Piancavallo_storico_Dedicato a Maurizio Perissinot (Custom)PIANCAVALLO (PN) – Trent’anni fa Andrea Zanussi era un giovane di belle speranze sul quale Peugeot Italia aveva puntato per vincere il titolo assoluto schierando la Peugeot 205 T16 Gruppo B. Potete solo immaginare che cosa significò l’edizione di quell’anno del Rally Piancavallo. Avere alla partenza un pordenonese che se la giocava con Dario Cerrato e la Lancia Delta S4 trasformò la gara friulana in un autentico bagno di folla. Per la cronaca, Zanussi vinse la gara ma poi non il titolo italiano, che andò a Cerrato. Per una strana coincidenza, proprio mentre il mondo sportivo ricorda l’epopea delle auto del Gruppo B che nell’86 disputarono la loro ultima stagione, e quindi i 30 anni dalla loro messa al bando, il Rally Piancavallo taglia il traguardo con una cifra analoga: trenta edizioni. Nata nel 1980, la corsa pordenonese si era fermata nel 2001 prima di essere ripresa nel 2009 grazie allo sforzo congiunto di Fabrizio Grigoletti, presidente della Scuderia Sagittario, e di Lucio De Mori, direttore di gara della prima ora, già al fianco del compianto “ideatore” del rally, Maurizio Perissinot, il quale da parte sua aveva trovato un fedele alleato in Giancarlo Predieri, Presidente dell’Azienda di Soggiorno di Aviano e Piancavallo.

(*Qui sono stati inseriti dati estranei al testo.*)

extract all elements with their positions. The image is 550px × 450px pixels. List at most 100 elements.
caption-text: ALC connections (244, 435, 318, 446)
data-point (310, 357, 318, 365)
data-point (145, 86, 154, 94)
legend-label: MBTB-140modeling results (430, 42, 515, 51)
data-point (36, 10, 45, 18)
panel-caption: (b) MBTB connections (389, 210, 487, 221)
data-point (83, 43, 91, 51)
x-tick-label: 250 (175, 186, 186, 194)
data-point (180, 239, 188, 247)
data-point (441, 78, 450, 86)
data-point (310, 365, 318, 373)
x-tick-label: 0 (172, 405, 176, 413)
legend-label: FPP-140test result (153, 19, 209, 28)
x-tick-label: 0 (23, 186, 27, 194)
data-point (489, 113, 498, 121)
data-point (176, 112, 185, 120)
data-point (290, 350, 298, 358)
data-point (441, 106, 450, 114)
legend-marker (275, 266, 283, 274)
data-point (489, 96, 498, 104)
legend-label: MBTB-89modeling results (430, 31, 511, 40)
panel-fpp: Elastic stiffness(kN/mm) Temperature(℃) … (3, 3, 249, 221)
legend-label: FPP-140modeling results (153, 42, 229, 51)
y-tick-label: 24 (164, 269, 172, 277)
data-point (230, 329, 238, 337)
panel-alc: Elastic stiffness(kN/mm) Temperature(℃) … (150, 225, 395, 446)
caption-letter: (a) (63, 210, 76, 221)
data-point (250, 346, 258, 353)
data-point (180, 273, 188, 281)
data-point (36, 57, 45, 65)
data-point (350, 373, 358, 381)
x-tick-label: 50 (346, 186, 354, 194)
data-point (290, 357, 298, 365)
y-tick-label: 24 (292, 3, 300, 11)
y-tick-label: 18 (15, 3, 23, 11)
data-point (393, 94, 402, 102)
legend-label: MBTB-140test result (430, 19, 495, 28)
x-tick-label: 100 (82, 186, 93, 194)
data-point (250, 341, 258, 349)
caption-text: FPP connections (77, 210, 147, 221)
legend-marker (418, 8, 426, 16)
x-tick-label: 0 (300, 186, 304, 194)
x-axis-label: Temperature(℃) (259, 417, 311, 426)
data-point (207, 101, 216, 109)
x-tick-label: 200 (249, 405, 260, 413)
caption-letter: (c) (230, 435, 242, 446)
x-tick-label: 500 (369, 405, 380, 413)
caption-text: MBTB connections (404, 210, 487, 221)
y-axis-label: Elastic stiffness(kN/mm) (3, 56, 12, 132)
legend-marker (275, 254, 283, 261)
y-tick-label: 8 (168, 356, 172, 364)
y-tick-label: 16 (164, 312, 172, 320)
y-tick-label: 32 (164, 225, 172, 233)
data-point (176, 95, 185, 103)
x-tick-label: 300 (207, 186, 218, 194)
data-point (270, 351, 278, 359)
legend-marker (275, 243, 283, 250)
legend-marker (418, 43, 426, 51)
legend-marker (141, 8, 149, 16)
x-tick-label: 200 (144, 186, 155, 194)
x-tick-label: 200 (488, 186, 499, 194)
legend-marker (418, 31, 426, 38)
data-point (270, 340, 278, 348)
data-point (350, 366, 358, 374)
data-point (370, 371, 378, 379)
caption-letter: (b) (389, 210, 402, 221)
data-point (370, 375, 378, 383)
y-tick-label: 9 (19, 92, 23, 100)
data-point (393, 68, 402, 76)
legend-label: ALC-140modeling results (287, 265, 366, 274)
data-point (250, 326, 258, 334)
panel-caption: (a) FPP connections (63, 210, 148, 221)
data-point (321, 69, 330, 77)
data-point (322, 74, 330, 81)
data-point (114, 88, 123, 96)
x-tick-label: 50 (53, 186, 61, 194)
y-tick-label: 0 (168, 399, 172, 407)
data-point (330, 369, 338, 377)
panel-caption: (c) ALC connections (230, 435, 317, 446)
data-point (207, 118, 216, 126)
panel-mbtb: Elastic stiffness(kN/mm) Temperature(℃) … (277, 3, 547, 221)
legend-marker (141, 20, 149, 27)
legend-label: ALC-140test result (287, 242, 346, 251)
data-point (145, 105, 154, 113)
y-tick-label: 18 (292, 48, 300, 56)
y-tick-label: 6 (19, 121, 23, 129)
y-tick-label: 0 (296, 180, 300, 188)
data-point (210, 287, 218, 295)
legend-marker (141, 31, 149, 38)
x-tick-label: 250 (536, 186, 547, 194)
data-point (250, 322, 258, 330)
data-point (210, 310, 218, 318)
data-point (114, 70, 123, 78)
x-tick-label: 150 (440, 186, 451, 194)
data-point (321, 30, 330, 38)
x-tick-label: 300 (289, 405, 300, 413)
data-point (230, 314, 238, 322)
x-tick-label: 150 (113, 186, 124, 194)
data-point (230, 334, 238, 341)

La lungimiranza di Predieri aveva garantito all’evento una stabilità organizzativa e alla stazione turistica un ritorno di immagine internazionale, anche grazie alla validità per il Campionato Europeo che il rally si era guadagnato sul campo, in forza della bravura dei suoi organizzatori. La storia recente ha visto il Rally Piancavallo partire da Sacile e arrivare a Trieste nel 2009; sono seguiti quattro anni in cui partenza e arrivo erano previsti a Sacile, e quindi si è andati a Maniago nel 2014, in un anno di “transizione”, quando si sapeva già che nel 2015 la corsa sarebbe riapprodata sull’altipiano avianese, guadagnandosi il grazie degli operatori turistici per il ritorno economico. Per gli amanti dei numeri, il 5 ed il 6 sono un ricorso: si gareggiò infatti il 5 e 6 settembre in occasione della prima edizione nel 1980 e si gareggerà nuovamente il 5 ed il 6 (questa volta di agosto) nel 2015. Fabrizio Grigoletti e Lucio De Mori promettono che a breve sveleranno alcuni dettagli del percorso. Nel frattempo c’è la conferma che una delle gare più belle del Nord Italia continuerà la sua affascinante avventura. E in tempi di crisi è una bella notizia. L’Automobile Club di Pordenone continuerà ad essere coinvolto come titolare della licenza di organizzazione.